Janet Rosenbaum, Assistenzprofessorin an der School of Public Health der State University von New York Downstate in Brooklyn, untersuchte den Unterschied von Mordraten in Israel und in den Vereinigten Staaten. Ihre Forschung habe gezeigt, dass Israel auf Platz 81 in der Welt liegt für Waffenbesitz pro Kopf. Weniger als 10 Prozent der Israelis verfügen über eine Schusswaffe. Die Vereinigten Staaten stehen mit einer Feuerwaffe pro Person an erster Stelle.

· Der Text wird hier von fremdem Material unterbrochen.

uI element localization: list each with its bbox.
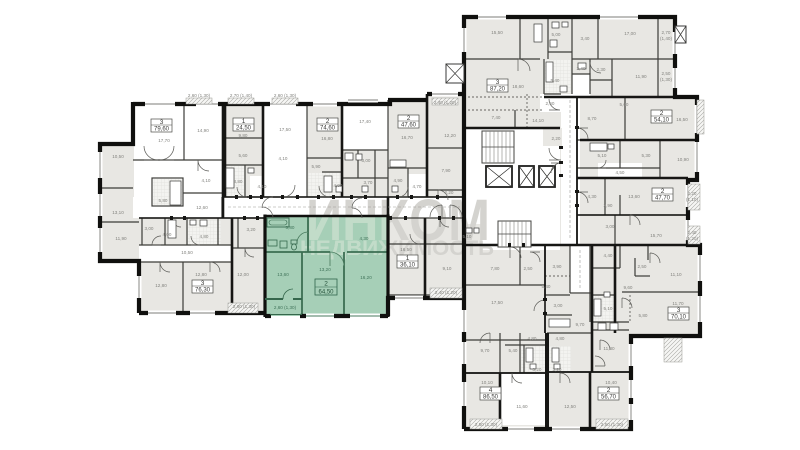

Israelische Araber: Waffen stehen für Männlichkeit

Öffentlich groß diskutiert wird in Israel das Phänomen zahlreicher illegaler und deshalb offiziell nicht erfasster Waffen im Besitz israelischer Araber. Waffenbesitz ist bei vielen Arabern kulturbedingt. Ähnlich wie bei den Amerikanern ist die Waffe ein Zeichen für Männlichkeit. Die Gewehre und Pistolen werden für „Freudenschüsse“ bei Hochzeiten und Familienfesten verwendet, was immer wieder zu Querschlägern mit tödlichem Ausgang führt. Zum Thema wurden diese Waffen nach dem tödlichen Anschlag auf zwei drusische Polizisten in israelischer Uniform am Jerusalemer Tempelberg im Juli 2017. Die Polizei veranstaltete israelweit einen „Tag der offenen Tür“ und forderte die Araber auf, ihre Waffen anonym abzugeben. Aber nur eine einzige Pistole wurde übergeben. Diskutiert wird auch die Einrichtung von Polizeistellen in arabischen Dörfern. Doch diese Initiative ist noch nicht weit gediehen.